When there is a requirement to apply patches to the server, but no need to apply the problematic kernel, please see the 'Additional information' section below on how to configure zypper to not install the kernel that exposes this problem.

- When already patched, and the server does no longer boot, it is possible to perform a kernel downgrade from problematic kernel 3.0.42 to kernel 3.0.38 which is not affected by this problem. There may however possibly be errors or side effects with other kernel related modules.

- Log a Service Request with Novell Technical Support to request, refer to this TID and request an FTF that has resolved the problem in testing environments.
This FTF has  just been delivered and not yet been released to the public.

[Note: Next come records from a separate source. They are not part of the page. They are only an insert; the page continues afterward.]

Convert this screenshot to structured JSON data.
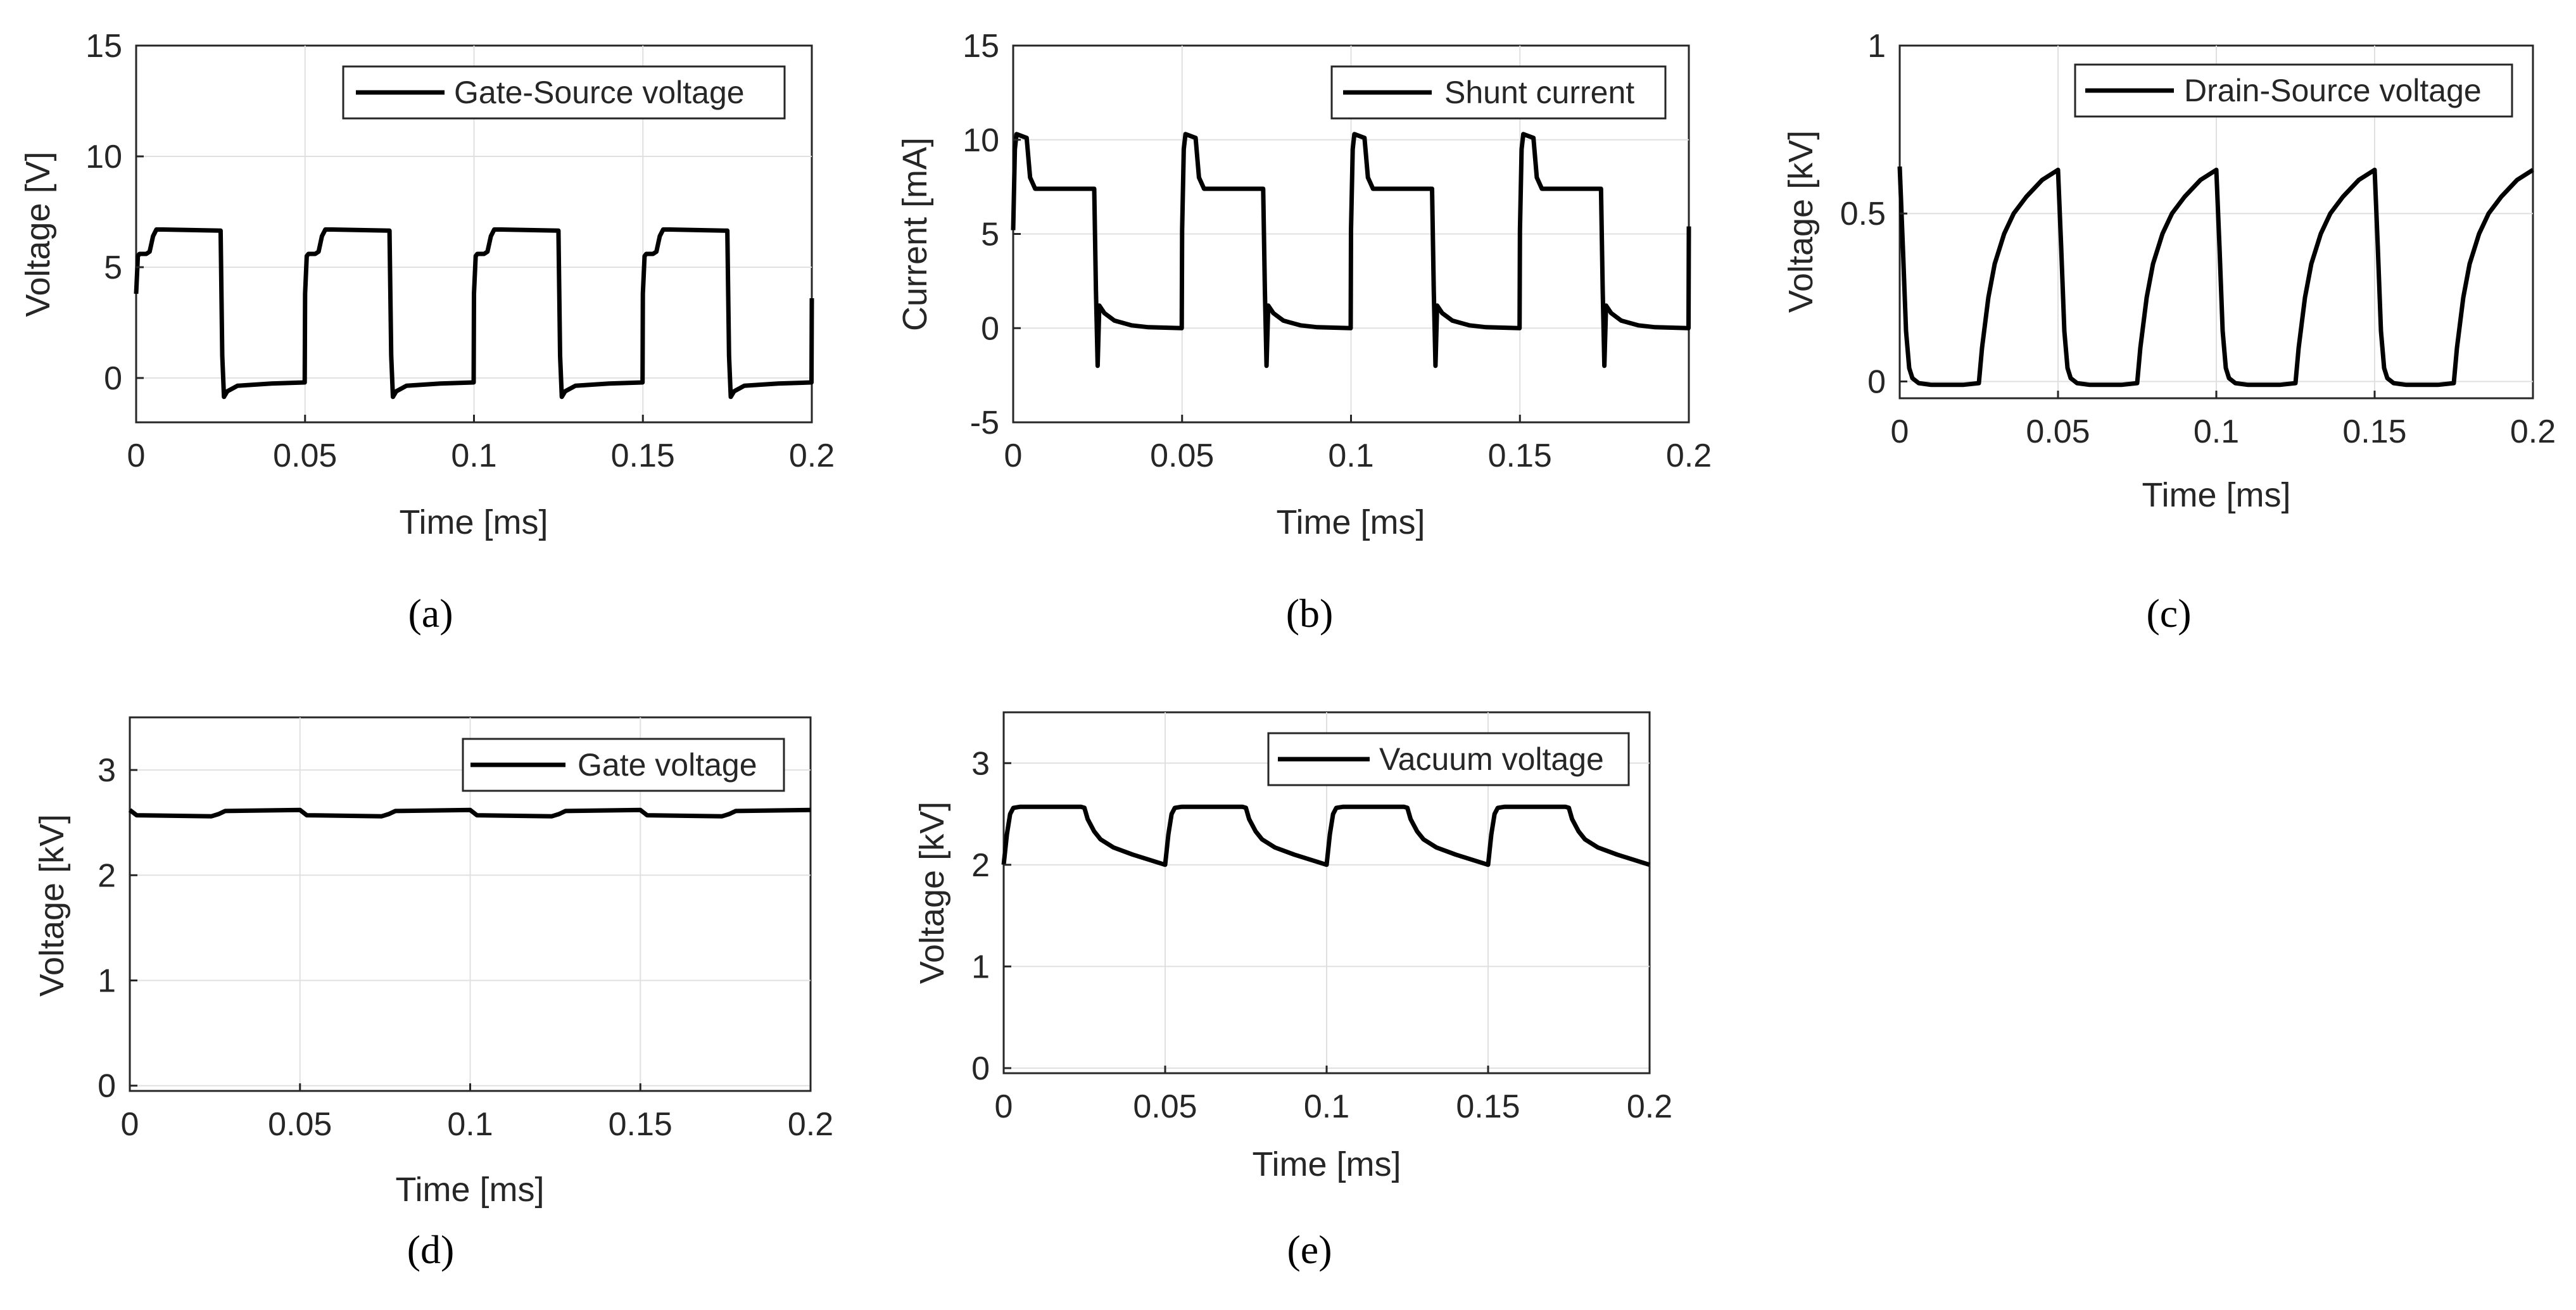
{
  "chart_data": [
    {
      "id": "a",
      "type": "line",
      "caption": "(a)",
      "xlabel": "Time [ms]",
      "ylabel": "Voltage [V]",
      "xlim": [
        0,
        0.2
      ],
      "ylim": [
        -2,
        15
      ],
      "xticks": [
        0,
        0.05,
        0.1,
        0.15,
        0.2
      ],
      "xtick_labels": [
        "0",
        "0.05",
        "0.1",
        "0.15",
        "0.2"
      ],
      "yticks": [
        0,
        5,
        10,
        15
      ],
      "ytick_labels": [
        "0",
        "5",
        "10",
        "15"
      ],
      "grid": true,
      "legend_position": "top-right",
      "series": [
        {
          "name": "Gate-Source voltage",
          "x": [
            0,
            0.0005,
            0.001,
            0.003,
            0.004,
            0.005,
            0.006,
            0.008,
            0.025,
            0.0255,
            0.026,
            0.027,
            0.03,
            0.04,
            0.0499,
            0.05,
            0.0505,
            0.051,
            0.053,
            0.054,
            0.055,
            0.056,
            0.058,
            0.075,
            0.0755,
            0.076,
            0.077,
            0.08,
            0.09,
            0.0999,
            0.1,
            0.1005,
            0.101,
            0.103,
            0.104,
            0.105,
            0.106,
            0.108,
            0.125,
            0.1255,
            0.126,
            0.127,
            0.13,
            0.14,
            0.1499,
            0.15,
            0.1505,
            0.151,
            0.153,
            0.154,
            0.155,
            0.156,
            0.158,
            0.175,
            0.1755,
            0.176,
            0.177,
            0.18,
            0.19,
            0.1999,
            0.2
          ],
          "y": [
            3.8,
            5.5,
            5.6,
            5.6,
            5.7,
            6.4,
            6.7,
            6.7,
            6.65,
            1,
            -0.85,
            -0.6,
            -0.35,
            -0.25,
            -0.2,
            3.8,
            5.5,
            5.6,
            5.6,
            5.7,
            6.4,
            6.7,
            6.7,
            6.65,
            1,
            -0.85,
            -0.6,
            -0.35,
            -0.25,
            -0.2,
            3.8,
            5.5,
            5.6,
            5.6,
            5.7,
            6.4,
            6.7,
            6.7,
            6.65,
            1,
            -0.85,
            -0.6,
            -0.35,
            -0.25,
            -0.2,
            3.8,
            5.5,
            5.6,
            5.6,
            5.7,
            6.4,
            6.7,
            6.7,
            6.65,
            1,
            -0.85,
            -0.6,
            -0.35,
            -0.25,
            -0.2,
            3.6
          ]
        }
      ]
    },
    {
      "id": "b",
      "type": "line",
      "caption": "(b)",
      "xlabel": "Time [ms]",
      "ylabel": "Current [mA]",
      "xlim": [
        0,
        0.2
      ],
      "ylim": [
        -5,
        15
      ],
      "xticks": [
        0,
        0.05,
        0.1,
        0.15,
        0.2
      ],
      "xtick_labels": [
        "0",
        "0.05",
        "0.1",
        "0.15",
        "0.2"
      ],
      "yticks": [
        -5,
        0,
        5,
        10,
        15
      ],
      "ytick_labels": [
        "-5",
        "0",
        "5",
        "10",
        "15"
      ],
      "grid": true,
      "legend_position": "top-right",
      "series": [
        {
          "name": "Shunt current",
          "x": [
            0,
            0.0005,
            0.001,
            0.004,
            0.005,
            0.0065,
            0.008,
            0.024,
            0.0245,
            0.025,
            0.0255,
            0.027,
            0.03,
            0.035,
            0.04,
            0.0499,
            0.05,
            0.0505,
            0.051,
            0.054,
            0.055,
            0.0565,
            0.058,
            0.074,
            0.0745,
            0.075,
            0.0755,
            0.077,
            0.08,
            0.085,
            0.09,
            0.0999,
            0.1,
            0.1005,
            0.101,
            0.104,
            0.105,
            0.1065,
            0.108,
            0.124,
            0.1245,
            0.125,
            0.1255,
            0.127,
            0.13,
            0.135,
            0.14,
            0.1499,
            0.15,
            0.1505,
            0.151,
            0.154,
            0.155,
            0.1565,
            0.158,
            0.174,
            0.1745,
            0.175,
            0.1755,
            0.177,
            0.18,
            0.185,
            0.19,
            0.1999,
            0.2
          ],
          "y": [
            5.2,
            9.5,
            10.3,
            10.1,
            8,
            7.4,
            7.4,
            7.4,
            2,
            -2,
            1.2,
            0.8,
            0.4,
            0.15,
            0.05,
            0,
            5.2,
            9.5,
            10.3,
            10.1,
            8,
            7.4,
            7.4,
            7.4,
            2,
            -2,
            1.2,
            0.8,
            0.4,
            0.15,
            0.05,
            0,
            5.2,
            9.5,
            10.3,
            10.1,
            8,
            7.4,
            7.4,
            7.4,
            2,
            -2,
            1.2,
            0.8,
            0.4,
            0.15,
            0.05,
            0,
            5.2,
            9.5,
            10.3,
            10.1,
            8,
            7.4,
            7.4,
            7.4,
            2,
            -2,
            1.2,
            0.8,
            0.4,
            0.15,
            0.05,
            0,
            5.4
          ]
        }
      ]
    },
    {
      "id": "c",
      "type": "line",
      "caption": "(c)",
      "xlabel": "Time [ms]",
      "ylabel": "Voltage [kV]",
      "xlim": [
        0,
        0.2
      ],
      "ylim": [
        -0.05,
        1
      ],
      "xticks": [
        0,
        0.05,
        0.1,
        0.15,
        0.2
      ],
      "xtick_labels": [
        "0",
        "0.05",
        "0.1",
        "0.15",
        "0.2"
      ],
      "yticks": [
        0,
        0.5,
        1
      ],
      "ytick_labels": [
        "0",
        "0.5",
        "1"
      ],
      "grid": true,
      "legend_position": "top-right",
      "series": [
        {
          "name": "Drain-Source voltage",
          "x": [
            0,
            0.001,
            0.002,
            0.003,
            0.004,
            0.006,
            0.01,
            0.02,
            0.025,
            0.026,
            0.028,
            0.03,
            0.033,
            0.036,
            0.04,
            0.045,
            0.05,
            0.051,
            0.052,
            0.053,
            0.054,
            0.056,
            0.06,
            0.07,
            0.075,
            0.076,
            0.078,
            0.08,
            0.083,
            0.086,
            0.09,
            0.095,
            0.1,
            0.101,
            0.102,
            0.103,
            0.104,
            0.106,
            0.11,
            0.12,
            0.125,
            0.126,
            0.128,
            0.13,
            0.133,
            0.136,
            0.14,
            0.145,
            0.15,
            0.151,
            0.152,
            0.153,
            0.154,
            0.156,
            0.16,
            0.17,
            0.175,
            0.176,
            0.178,
            0.18,
            0.183,
            0.186,
            0.19,
            0.195,
            0.2
          ],
          "y": [
            0.64,
            0.4,
            0.15,
            0.04,
            0.01,
            -0.005,
            -0.01,
            -0.01,
            -0.005,
            0.1,
            0.25,
            0.35,
            0.44,
            0.5,
            0.55,
            0.6,
            0.63,
            0.4,
            0.15,
            0.04,
            0.01,
            -0.005,
            -0.01,
            -0.01,
            -0.005,
            0.1,
            0.25,
            0.35,
            0.44,
            0.5,
            0.55,
            0.6,
            0.63,
            0.4,
            0.15,
            0.04,
            0.01,
            -0.005,
            -0.01,
            -0.01,
            -0.005,
            0.1,
            0.25,
            0.35,
            0.44,
            0.5,
            0.55,
            0.6,
            0.63,
            0.4,
            0.15,
            0.04,
            0.01,
            -0.005,
            -0.01,
            -0.01,
            -0.005,
            0.1,
            0.25,
            0.35,
            0.44,
            0.5,
            0.55,
            0.6,
            0.63
          ]
        }
      ]
    },
    {
      "id": "d",
      "type": "line",
      "caption": "(d)",
      "xlabel": "Time [ms]",
      "ylabel": "Voltage [kV]",
      "xlim": [
        0,
        0.2
      ],
      "ylim": [
        -0.05,
        3.5
      ],
      "xticks": [
        0,
        0.05,
        0.1,
        0.15,
        0.2
      ],
      "xtick_labels": [
        "0",
        "0.05",
        "0.1",
        "0.15",
        "0.2"
      ],
      "yticks": [
        0,
        1,
        2,
        3
      ],
      "ytick_labels": [
        "0",
        "1",
        "2",
        "3"
      ],
      "grid": true,
      "legend_position": "top-right",
      "series": [
        {
          "name": "Gate voltage",
          "x": [
            0,
            0.002,
            0.024,
            0.026,
            0.028,
            0.05,
            0.052,
            0.074,
            0.076,
            0.078,
            0.1,
            0.102,
            0.124,
            0.126,
            0.128,
            0.15,
            0.152,
            0.174,
            0.176,
            0.178,
            0.2
          ],
          "y": [
            2.62,
            2.57,
            2.56,
            2.58,
            2.61,
            2.62,
            2.57,
            2.56,
            2.58,
            2.61,
            2.62,
            2.57,
            2.56,
            2.58,
            2.61,
            2.62,
            2.57,
            2.56,
            2.58,
            2.61,
            2.62
          ]
        }
      ]
    },
    {
      "id": "e",
      "type": "line",
      "caption": "(e)",
      "xlabel": "Time [ms]",
      "ylabel": "Voltage [kV]",
      "xlim": [
        0,
        0.2
      ],
      "ylim": [
        -0.05,
        3.5
      ],
      "xticks": [
        0,
        0.05,
        0.1,
        0.15,
        0.2
      ],
      "xtick_labels": [
        "0",
        "0.05",
        "0.1",
        "0.15",
        "0.2"
      ],
      "yticks": [
        0,
        1,
        2,
        3
      ],
      "ytick_labels": [
        "0",
        "1",
        "2",
        "3"
      ],
      "grid": true,
      "legend_position": "top-right",
      "series": [
        {
          "name": "Vacuum voltage",
          "x": [
            0,
            0.001,
            0.002,
            0.003,
            0.005,
            0.024,
            0.025,
            0.026,
            0.028,
            0.03,
            0.034,
            0.04,
            0.045,
            0.05,
            0.051,
            0.052,
            0.053,
            0.055,
            0.074,
            0.075,
            0.076,
            0.078,
            0.08,
            0.084,
            0.09,
            0.095,
            0.1,
            0.101,
            0.102,
            0.103,
            0.105,
            0.124,
            0.125,
            0.126,
            0.128,
            0.13,
            0.134,
            0.14,
            0.145,
            0.15,
            0.151,
            0.152,
            0.153,
            0.155,
            0.174,
            0.175,
            0.176,
            0.178,
            0.18,
            0.184,
            0.19,
            0.195,
            0.2
          ],
          "y": [
            2.0,
            2.3,
            2.5,
            2.56,
            2.57,
            2.57,
            2.56,
            2.45,
            2.33,
            2.25,
            2.17,
            2.1,
            2.05,
            2.0,
            2.3,
            2.5,
            2.56,
            2.57,
            2.57,
            2.56,
            2.45,
            2.33,
            2.25,
            2.17,
            2.1,
            2.05,
            2.0,
            2.3,
            2.5,
            2.56,
            2.57,
            2.57,
            2.56,
            2.45,
            2.33,
            2.25,
            2.17,
            2.1,
            2.05,
            2.0,
            2.3,
            2.5,
            2.56,
            2.57,
            2.57,
            2.56,
            2.45,
            2.33,
            2.25,
            2.17,
            2.1,
            2.05,
            2.0
          ]
        }
      ]
    }
  ]
}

It is currently undergoing QA testing, but is confirmed to resolve the problem in problem duplication environments.

Cause

A change that was made to the kernel below is causing the problem for NSS :

- patches.fixes/block-introduce-blk_set_stacking_limits-function:
block: Introduce blk_set_stacking_limits function.

Additional Information

It seems that with this scenario, where servers not properly booting after the update, the best advice would currently be to wait with patching the SLES11 SP2 / OES11 SP1 server, if the OES11 SP1 server has any form of either NSS or SBD mirroring, or NSS RAID5 active.

If this applies to the configuration, please *do not* update the machine until this problem has been resolved.
To make sure there will be no accidental kernel upgrade when other administrators may possible also operate the server, there's a possibility to exclude the kernel upgrade using zypper.

'man zypper' has a help section on how to prevent certain packages from being upgraded.

<snip/>
Package Locks Management

Package  locks  serve  the  purpose  of  preventing changes to the set of installed packages on the system. The locks are stored in form of a query in /etc/zypp/locks file (see also locks(5)).  Packages matching this query are then forbidden to change their installed status; an installed package can't be removed, not installed package can't be installed.   When requesting to install or remove such locked package, you will get a dependency problem dialog.


locks (ll)
              List currently active package locks.


addlock (al) [options] <package-name> ...
              Add a package lock. Specify packages to lock by exact name or by a glob pattern using '*' and '?'  wildcard characters.


       -r, --repo <alias|name|#|URI>
              Restrict the lock to the specified repository.

       -t, --type <type>
              Lock only packages of specified type (default: package).  See section Package Types for list of available package types.


removelock (rl) [options] <lock-number|package-name> ...
              Remove specified package lock. Specify the lock to remove by its number obtained with zypper locks or by the package name.


       -r, --repo <alias|name|#|URI>
              Restrict the lock to the specified repository.

       -t, --type <type>
              Restrict the lock to packages of specified type (default: package).  See section Package Types for list of available package types.



cleanlocks (cl)
              Remove unused locks.

This command looks for locks that do not currently (with regard to repositories used) lock any package and for each such lock it asks user whether to remove it.
</snip>

As such, configuring  an exclusion for the kernel using 'zypper addlock kernel*' will no longer list the kernel update as available patch when using the 'zypper lu' command. When ex exclusion is made, this is update in '/etc/zypp/locks' . Please make sure to clean this up and do not leave items here as it will influence future patching behavior.

Once the solution has been made available to the public patch catalogs, this self-imposed restriction can be eliminated, and the server can be patched with the latest kernel.